The inclusion of a modern piano solo was not the least bothersome. Psathas’s early piece, Waiting for the Aeroplane has become a small New Zealand classic; there is nothing difficult about its style or harmonies and it pointed, very early in Psathas’s career, to a refreshing independence of mind, removed from the sort of academic and, shall we say, pretentious music that tended to flow from aspiring student composers 20 years ago (and still does to some extent). Odermatt’s playing was most interesting, handling the rocking fourth that persists hypnotically throughout, is dreamlike; the two notes are uneven in character, the upper note fluctuating in strength while the occasional outbursts produced a quite unsettling effect.

The Bach Trio Sonata
This is one of a set of six so-called ‘trio sonatas’ for organ which Bach compiled in the late 1720s. His manuscript for the six sonatas, BWV 525-30, prescribes two keyboards and pedal.

The Oxford Bach Companion suggests the six sonatas show Bach’s frequent interest in transferring styles and idioms from one instrument or ensemble to another (particularly the keyboard). Thus it can be inferred that it is not an outrageous step for musicians to make arrangements in the reverse direction – back from a score for the organ to the original ‘trio sonata’ concept, that involved two high register instruments and a bass, or basso continuo.

To indulge further erudition, the Bach Companion also notes that the three-instrument form relates more to the concerto than to the church sonata form; and it surmises that the technical difficulty of these six sonatas, and their distance from the most common idioms for the organ, suggest a pedagogical intention (for his eldest son Wilhelm Friedemann who became a distinguished organist), and that they might be considered a corollary to the collected works for unaccompanied violin and cello.

Earlier versions of all movements of this sonata exist. The opening movement began life as the Sinfonia to the second part of Cantata No 76 – and significantly, it is scored for oboe d’amore, viola da gamba and continuo, composed at the beginning of his Leipzig years. That suggests, further, that other movements may also have been composed originally for instrumental trio. The Andante may date from his earliest years as it betrays the short-breathed motivic style of 17th century German music, as well as some of the ‘pathetic’ gestures of contemporary Italian opera, notably the chord of the Neapolitan Sixth.

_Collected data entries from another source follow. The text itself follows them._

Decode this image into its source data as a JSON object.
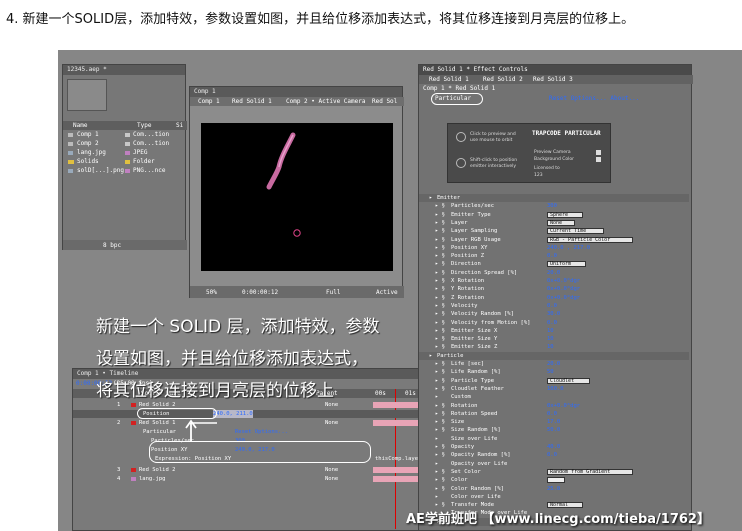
{
  "step": {
    "title": "4. 新建一个SOLID层，添加特效，参数设置如图，并且给位移添加表达式，将其位移连接到月亮层的位移上。"
  },
  "project": {
    "window_title": "12345.aep *",
    "columns": [
      "Name",
      "Type",
      "Si"
    ],
    "items": [
      {
        "name": "Comp 1",
        "type": "Com...tion"
      },
      {
        "name": "Comp 2",
        "type": "Com...tion"
      },
      {
        "name": "lang.jpg",
        "type": "JPEG"
      },
      {
        "name": "Solids",
        "type": "Folder"
      },
      {
        "name": "solD[...].png",
        "type": "PNG...nce"
      }
    ],
    "footer": "8 bpc"
  },
  "comp_viewer": {
    "window_title": "Comp 1",
    "tabs": [
      "Comp 1",
      "Red Solid 1",
      "Comp 2 • Active Camera",
      "Red Sol"
    ],
    "zoom": "50%",
    "timecode": "0:00:00:12",
    "resolution": "Full",
    "camera": "Active"
  },
  "effect_controls": {
    "window_title": "Red Solid 1 * Effect Controls",
    "tabs": [
      "Red Solid 1",
      "Red Solid 2",
      "Red Solid 3"
    ],
    "breadcrumb": "Comp 1 * Red Solid 1",
    "effect_name": "Particular",
    "reset_label": "Reset Options... About...",
    "preview_text_1": "Click to preview and use mouse to orbit",
    "preview_text_2": "Shift-click to position emitter interactively",
    "brand": "TRAPCODE PARTICULAR",
    "preview_camera": "Preview Camera",
    "background_color": "Background Color",
    "licensed": "Licensed to",
    "licensed_to": "123",
    "rows": [
      {
        "label": "Emitter",
        "kind": "section"
      },
      {
        "label": "Particles/sec",
        "value": "300"
      },
      {
        "label": "Emitter Type",
        "dropdown": "Sphere"
      },
      {
        "label": "Layer",
        "dropdown": "None"
      },
      {
        "label": "Layer Sampling",
        "dropdown": "Current Time"
      },
      {
        "label": "Layer RGB Usage",
        "dropdown": "RGB - Particle Color"
      },
      {
        "label": "Position XY",
        "value": "240.0 , 217.0"
      },
      {
        "label": "Position Z",
        "value": "0.0"
      },
      {
        "label": "Direction",
        "dropdown": "Uniform"
      },
      {
        "label": "Direction Spread [%]",
        "value": "20.0"
      },
      {
        "label": "X Rotation",
        "value": "0x+0.0°dgr"
      },
      {
        "label": "Y Rotation",
        "value": "0x+0.0°dgr"
      },
      {
        "label": "Z Rotation",
        "value": "0x+0.0°dgr"
      },
      {
        "label": "Velocity",
        "value": "0.0"
      },
      {
        "label": "Velocity Random [%]",
        "value": "30.0"
      },
      {
        "label": "Velocity from Motion [%]",
        "value": "0.0"
      },
      {
        "label": "Emitter Size X",
        "value": "10"
      },
      {
        "label": "Emitter Size Y",
        "value": "10"
      },
      {
        "label": "Emitter Size Z",
        "value": "10"
      },
      {
        "label": "Particle",
        "kind": "section"
      },
      {
        "label": "Life [sec]",
        "value": "20.0"
      },
      {
        "label": "Life Random [%]",
        "value": "50"
      },
      {
        "label": "Particle Type",
        "dropdown": "Cloudlet"
      },
      {
        "label": "Cloudlet Feather",
        "value": "100.0"
      },
      {
        "label": "Custom",
        "kind": "group"
      },
      {
        "label": "Rotation",
        "value": "0x+0.0°dgr"
      },
      {
        "label": "Rotation Speed",
        "value": "0.0"
      },
      {
        "label": "Size",
        "value": "17.0"
      },
      {
        "label": "Size Random [%]",
        "value": "50.0"
      },
      {
        "label": "Size over Life",
        "kind": "group"
      },
      {
        "label": "Opacity",
        "value": "40.0"
      },
      {
        "label": "Opacity Random [%]",
        "value": "0.0"
      },
      {
        "label": "Opacity over Life",
        "kind": "group"
      },
      {
        "label": "Set Color",
        "dropdown": "Random from Gradient"
      },
      {
        "label": "Color",
        "swatch": true
      },
      {
        "label": "Color Random [%]",
        "value": "25.0"
      },
      {
        "label": "Color over Life",
        "kind": "group"
      },
      {
        "label": "Transfer Mode",
        "dropdown": "Normal"
      },
      {
        "label": "Transfer Mode over Life",
        "kind": "group"
      },
      {
        "label": "Physics",
        "kind": "section"
      }
    ]
  },
  "caption": {
    "line1": "新建一个 SOLID 层，添加特效，参数",
    "line2": "设置如图，并且给位移添加表达式，",
    "line3": "将其位移连接到月亮层的位移上"
  },
  "timeline": {
    "window_title": "Comp 1 • Timeline",
    "timecode": "0:00:00:12",
    "fps": "(25.00 fps)",
    "columns": {
      "source": "Source Name",
      "parent": "Parent"
    },
    "rows": [
      {
        "num": "1",
        "label": "Red Solid 2",
        "parent": "None"
      },
      {
        "num": "",
        "label": "Position",
        "parent": ""
      },
      {
        "num": "2",
        "label": "Red Solid 1",
        "parent": "None"
      },
      {
        "num": "",
        "label": "Particular",
        "parent": "Reset Options..."
      },
      {
        "num": "",
        "label": "Particles/sec",
        "parent": "300"
      },
      {
        "num": "",
        "label": "Position XY",
        "parent": "240.0, 217.0"
      },
      {
        "num": "",
        "label": "Expression: Position XY",
        "parent": ""
      },
      {
        "num": "3",
        "label": "Red Solid 2",
        "parent": "None"
      },
      {
        "num": "4",
        "label": "lang.jpg",
        "parent": "None"
      }
    ],
    "expression_text": "thisComp.layer",
    "ruler": [
      "00s",
      "01s"
    ],
    "position_value": "240.0, 211.0"
  },
  "watermark": "AE学前班吧 【www.linecg.com/tieba/1762】",
  "colors": {
    "accent_blue": "#2d6bff",
    "panel_gray": "#777777",
    "panel_dark": "#5a5a5a",
    "red_swatch": "#d22222",
    "particle_pink": "#c86aa0",
    "layer_bar_pink": "#e8a4b6"
  }
}
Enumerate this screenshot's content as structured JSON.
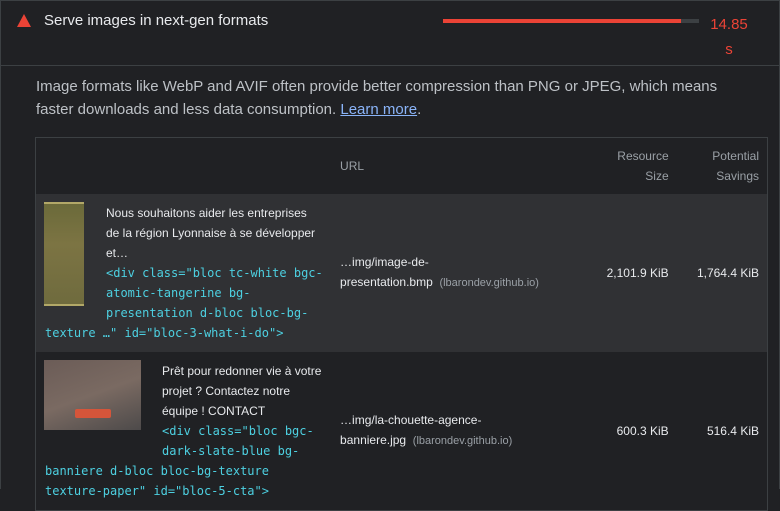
{
  "audit": {
    "title": "Serve images in next-gen formats",
    "savings_value": "14.85",
    "savings_unit": "s",
    "savings_fraction": 0.93,
    "accent_color": "#eb4336"
  },
  "description": {
    "text": "Image formats like WebP and AVIF often provide better compression than PNG or JPEG, which means faster downloads and less data consumption.",
    "link_label": "Learn more",
    "trailing": "."
  },
  "table": {
    "headers": {
      "url": "URL",
      "resource_size_line1": "Resource",
      "resource_size_line2": "Size",
      "potential_savings_line1": "Potential",
      "potential_savings_line2": "Savings"
    },
    "rows": [
      {
        "snippet_text": "Nous souhaitons aider les entreprises de la région Lyonnaise à se développer et…",
        "snippet_code_a": "<div class=\"bloc tc-white bgc-",
        "snippet_code_b": "atomic-tangerine bg-",
        "snippet_code_c": "presentation d-bloc bloc-bg-",
        "snippet_code_d": "texture …\" id=\"bloc-3-what-i-do\">",
        "url_line1": "…img/image-de-",
        "url_line2": "presentation.bmp",
        "origin": "(lbarondev.github.io)",
        "resource_size": "2,101.9 KiB",
        "potential_savings": "1,764.4 KiB"
      },
      {
        "snippet_text": "Prêt pour redonner vie à votre projet ? Contactez notre équipe ! CONTACT",
        "snippet_code_a": "<div class=\"bloc bgc-",
        "snippet_code_b": "dark-slate-blue bg-",
        "snippet_code_c": "banniere d-bloc bloc-bg-texture",
        "snippet_code_d": "texture-paper\" id=\"bloc-5-cta\">",
        "url_line1": "…img/la-chouette-agence-",
        "url_line2": "banniere.jpg",
        "origin": "(lbarondev.github.io)",
        "resource_size": "600.3 KiB",
        "potential_savings": "516.4 KiB"
      }
    ]
  }
}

The oboe part is again without direct authority apart from the oboe d’amore part in the sinfonia mentioned above, but it easily assumes the leading role, and in Calvin Scott’s hands fully justifies the adaptation. As the oboe and viola pass the theme of the Andante back and forth they create quite a strong and attractive emotional quality. The last movement, Un poco allegro, in triple time, creates a lovely curving line and I could again conjure a viola da gamba, together with a harpsichord in this movement, but the two talented players on cello and piano quickly dispelled any real hankering after a more historical interpretation.